Frustration at her opponent’s resolve and a lack of sleep led to a mid-match bout of crankiness from eighth seed Jelena Jankovic in her eventual straight sets win over Japan’s Kurumi Nara, on Hisense Arena.
“I worked hard physically and mentally,” said Jankovic of the 6-4, 7-5 victory over the 22-year-old baseliner. “I got so frustrated out there. I am sorry for yelling all over the place, I didn’t play too well today and my opponent played well. I am lucky to get through.”
It should have been straightforward, a first year in the main draw at Melbourne for Nara against a Serb playing her 41st consecutive Grand Slam tournament.
The diminutive Japanese, ranked number 74, has no real record of success at majors, her best offering to date coming at the US Open last year when she lost in the third round, coincidentally, to Jankovic in two sets.
Jankovic, the former world number two, is on the comeback trail after a dip in the rankings that saw her fall to number 22 in 2012 but her seeding and game has been trending steadily upward for the past 12 months.
But the longer the set went on, the more the frustration got to Jankovic. First the sighs, then a shout and then the serve in the 170km plus territory. It took a lot just to hold serve in the first set, all first five games going to the receiver, a tendency to overhit by Jankovic the root of her early undoing.
It was with the score at 5-4 to Jankovic that the Serb chose the moment to hold her serve for just a second time in the set and the opening bout was hers, 6-4.
It had been a tentative beginning by both women, Jankovic patently the more physical but the desire to push and punish failing in its execution. Each time she smacked what should have been a winner, the feisty Nara clawed it back. The net result was invariably an even harder hit next time by Jankovic and invariably a miss.

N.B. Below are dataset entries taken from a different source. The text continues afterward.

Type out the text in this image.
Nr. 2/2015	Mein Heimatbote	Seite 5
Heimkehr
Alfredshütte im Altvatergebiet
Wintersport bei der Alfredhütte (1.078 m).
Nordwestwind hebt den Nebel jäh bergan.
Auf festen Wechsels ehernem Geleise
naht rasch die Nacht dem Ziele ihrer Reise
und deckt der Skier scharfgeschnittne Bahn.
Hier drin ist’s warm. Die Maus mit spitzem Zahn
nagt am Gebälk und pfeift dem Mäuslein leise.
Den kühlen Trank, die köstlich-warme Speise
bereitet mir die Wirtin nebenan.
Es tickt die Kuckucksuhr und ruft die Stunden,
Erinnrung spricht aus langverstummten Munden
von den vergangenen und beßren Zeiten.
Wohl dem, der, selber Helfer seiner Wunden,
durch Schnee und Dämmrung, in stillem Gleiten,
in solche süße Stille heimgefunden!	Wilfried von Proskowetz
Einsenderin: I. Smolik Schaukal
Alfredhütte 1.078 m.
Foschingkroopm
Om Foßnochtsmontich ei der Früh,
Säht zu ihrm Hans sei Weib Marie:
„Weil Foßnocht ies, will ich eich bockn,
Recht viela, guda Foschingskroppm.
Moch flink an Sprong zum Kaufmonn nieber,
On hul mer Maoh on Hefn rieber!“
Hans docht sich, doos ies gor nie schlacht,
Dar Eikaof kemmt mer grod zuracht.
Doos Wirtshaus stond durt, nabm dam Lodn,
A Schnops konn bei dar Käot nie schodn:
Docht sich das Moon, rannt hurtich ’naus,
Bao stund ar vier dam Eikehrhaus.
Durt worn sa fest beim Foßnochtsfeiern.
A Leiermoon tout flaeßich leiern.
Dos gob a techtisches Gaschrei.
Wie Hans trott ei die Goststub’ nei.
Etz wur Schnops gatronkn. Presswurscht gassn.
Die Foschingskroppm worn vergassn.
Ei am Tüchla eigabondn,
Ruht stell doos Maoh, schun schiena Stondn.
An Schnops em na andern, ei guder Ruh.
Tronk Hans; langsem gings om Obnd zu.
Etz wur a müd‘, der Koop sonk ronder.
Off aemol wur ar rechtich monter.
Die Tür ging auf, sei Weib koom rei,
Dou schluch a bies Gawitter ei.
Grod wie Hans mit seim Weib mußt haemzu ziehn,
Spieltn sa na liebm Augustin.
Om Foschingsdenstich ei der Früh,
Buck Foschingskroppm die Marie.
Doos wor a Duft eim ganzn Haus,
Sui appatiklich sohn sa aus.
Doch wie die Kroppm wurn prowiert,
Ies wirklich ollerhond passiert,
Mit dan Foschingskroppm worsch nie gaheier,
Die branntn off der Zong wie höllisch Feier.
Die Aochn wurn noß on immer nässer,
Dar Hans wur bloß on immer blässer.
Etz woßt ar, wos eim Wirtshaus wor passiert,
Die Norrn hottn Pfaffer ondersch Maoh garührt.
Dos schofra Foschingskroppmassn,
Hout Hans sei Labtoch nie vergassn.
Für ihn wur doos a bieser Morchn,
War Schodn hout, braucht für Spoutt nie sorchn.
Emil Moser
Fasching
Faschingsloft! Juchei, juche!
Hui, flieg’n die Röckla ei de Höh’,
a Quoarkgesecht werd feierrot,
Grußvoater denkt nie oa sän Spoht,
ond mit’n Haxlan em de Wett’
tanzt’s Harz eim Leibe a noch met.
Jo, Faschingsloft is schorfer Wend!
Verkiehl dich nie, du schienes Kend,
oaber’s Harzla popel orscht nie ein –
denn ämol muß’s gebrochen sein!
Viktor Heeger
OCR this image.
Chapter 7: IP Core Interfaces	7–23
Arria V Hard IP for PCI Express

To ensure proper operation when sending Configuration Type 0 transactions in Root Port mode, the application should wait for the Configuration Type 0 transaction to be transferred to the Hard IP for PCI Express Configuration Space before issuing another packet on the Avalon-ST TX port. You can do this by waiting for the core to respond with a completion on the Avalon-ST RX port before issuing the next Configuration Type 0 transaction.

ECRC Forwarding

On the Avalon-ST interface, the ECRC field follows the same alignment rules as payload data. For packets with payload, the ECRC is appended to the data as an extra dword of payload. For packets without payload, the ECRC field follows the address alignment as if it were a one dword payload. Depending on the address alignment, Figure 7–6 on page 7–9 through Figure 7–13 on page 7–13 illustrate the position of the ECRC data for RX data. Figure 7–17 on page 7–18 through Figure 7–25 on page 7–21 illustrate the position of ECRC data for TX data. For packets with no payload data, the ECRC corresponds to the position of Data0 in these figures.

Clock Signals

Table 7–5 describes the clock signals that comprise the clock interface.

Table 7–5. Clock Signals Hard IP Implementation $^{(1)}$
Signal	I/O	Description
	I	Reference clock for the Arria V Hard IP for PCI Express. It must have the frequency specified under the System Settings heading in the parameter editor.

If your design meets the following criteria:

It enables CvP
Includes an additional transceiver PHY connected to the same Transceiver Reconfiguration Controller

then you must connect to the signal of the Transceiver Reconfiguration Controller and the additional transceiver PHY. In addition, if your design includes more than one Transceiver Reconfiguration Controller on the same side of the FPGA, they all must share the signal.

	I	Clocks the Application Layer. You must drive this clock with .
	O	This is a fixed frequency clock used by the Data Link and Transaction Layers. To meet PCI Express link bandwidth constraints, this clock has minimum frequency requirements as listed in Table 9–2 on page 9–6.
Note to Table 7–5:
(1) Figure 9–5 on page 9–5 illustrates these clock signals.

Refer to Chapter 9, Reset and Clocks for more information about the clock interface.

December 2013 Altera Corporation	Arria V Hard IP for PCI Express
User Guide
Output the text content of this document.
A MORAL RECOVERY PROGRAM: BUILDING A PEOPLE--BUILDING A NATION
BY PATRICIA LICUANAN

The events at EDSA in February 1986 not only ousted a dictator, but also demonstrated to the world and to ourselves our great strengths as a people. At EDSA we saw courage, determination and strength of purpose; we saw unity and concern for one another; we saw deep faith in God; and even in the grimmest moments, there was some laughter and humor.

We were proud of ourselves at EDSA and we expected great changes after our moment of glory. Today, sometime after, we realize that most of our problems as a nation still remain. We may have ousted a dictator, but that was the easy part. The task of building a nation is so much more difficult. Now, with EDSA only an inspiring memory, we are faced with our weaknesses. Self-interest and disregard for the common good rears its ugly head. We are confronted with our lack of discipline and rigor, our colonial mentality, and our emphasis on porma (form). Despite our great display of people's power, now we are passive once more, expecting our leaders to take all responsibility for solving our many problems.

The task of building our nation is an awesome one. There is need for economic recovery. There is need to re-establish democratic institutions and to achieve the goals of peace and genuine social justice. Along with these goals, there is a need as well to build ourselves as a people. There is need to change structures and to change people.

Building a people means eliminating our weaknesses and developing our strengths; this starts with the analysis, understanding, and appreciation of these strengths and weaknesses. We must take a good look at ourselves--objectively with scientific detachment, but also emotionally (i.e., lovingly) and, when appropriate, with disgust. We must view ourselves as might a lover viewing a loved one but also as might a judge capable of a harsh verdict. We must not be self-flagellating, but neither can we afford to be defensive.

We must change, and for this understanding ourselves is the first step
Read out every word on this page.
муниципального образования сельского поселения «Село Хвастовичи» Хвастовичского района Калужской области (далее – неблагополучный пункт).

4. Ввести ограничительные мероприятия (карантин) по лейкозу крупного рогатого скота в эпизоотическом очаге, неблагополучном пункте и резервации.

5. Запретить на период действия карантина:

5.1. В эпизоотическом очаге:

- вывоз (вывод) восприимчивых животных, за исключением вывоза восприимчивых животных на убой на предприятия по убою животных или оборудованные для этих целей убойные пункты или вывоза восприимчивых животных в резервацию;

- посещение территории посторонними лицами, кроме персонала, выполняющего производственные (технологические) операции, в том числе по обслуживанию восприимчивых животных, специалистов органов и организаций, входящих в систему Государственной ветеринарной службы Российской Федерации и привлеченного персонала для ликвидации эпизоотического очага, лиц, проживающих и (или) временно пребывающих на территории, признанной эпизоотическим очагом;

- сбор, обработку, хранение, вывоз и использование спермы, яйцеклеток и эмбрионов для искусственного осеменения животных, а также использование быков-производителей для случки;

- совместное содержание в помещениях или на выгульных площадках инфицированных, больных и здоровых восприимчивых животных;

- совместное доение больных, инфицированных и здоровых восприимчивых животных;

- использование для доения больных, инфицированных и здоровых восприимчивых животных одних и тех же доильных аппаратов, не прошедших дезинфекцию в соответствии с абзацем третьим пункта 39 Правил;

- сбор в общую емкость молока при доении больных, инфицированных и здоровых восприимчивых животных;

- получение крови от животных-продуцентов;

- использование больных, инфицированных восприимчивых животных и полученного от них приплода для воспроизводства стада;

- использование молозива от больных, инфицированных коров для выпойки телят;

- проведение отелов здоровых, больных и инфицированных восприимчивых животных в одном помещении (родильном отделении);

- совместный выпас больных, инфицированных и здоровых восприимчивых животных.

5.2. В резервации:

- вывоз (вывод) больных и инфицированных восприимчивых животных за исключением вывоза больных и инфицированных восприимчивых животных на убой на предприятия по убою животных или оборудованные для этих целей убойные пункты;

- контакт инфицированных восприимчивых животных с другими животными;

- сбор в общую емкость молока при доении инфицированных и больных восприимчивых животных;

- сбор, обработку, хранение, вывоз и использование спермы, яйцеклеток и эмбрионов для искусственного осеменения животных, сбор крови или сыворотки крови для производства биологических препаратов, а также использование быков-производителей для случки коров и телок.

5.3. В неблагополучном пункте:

Jankovic was becoming more and more agitated, a warning for on court coaching at 4-2 down in the second set alerting the crowd to her unease. “Jelena, if there’s any more communication, I’m going to have to do something,” said the umpire Kerrilyn Cramer.
The set meanwhile was drifting away from the Serb as Nara upped her attacking intent to force a 5-2 lead. It looked like a deciding set would prevail but a couple of overly eager drives for the baseline while attempting to serve out the set cost Nara dearly. A set point to Nara at 5-4 showcased the Japanese player's nerves even more as she hit high and beyond the baseline, her most glaring error of the day.
It was now a matter of time only after a break to love for Jankovic at 6-5, the Serb’s 10 years experience on the WTA tour pivotal as she held serve to move into a last eight clash with Romania’s Simona Halep, the number 11 seed and an altogether more testing proposition.
But who was Jankovic shouting at and why?
“I didn’t get the right amount of sleep and was really cranky,” she said. “It’s my fault. I was yelling at my brother Marko, he can put up with it. He does this face and I just want to slap it. I love him but on court he is the one who gets it all the time.”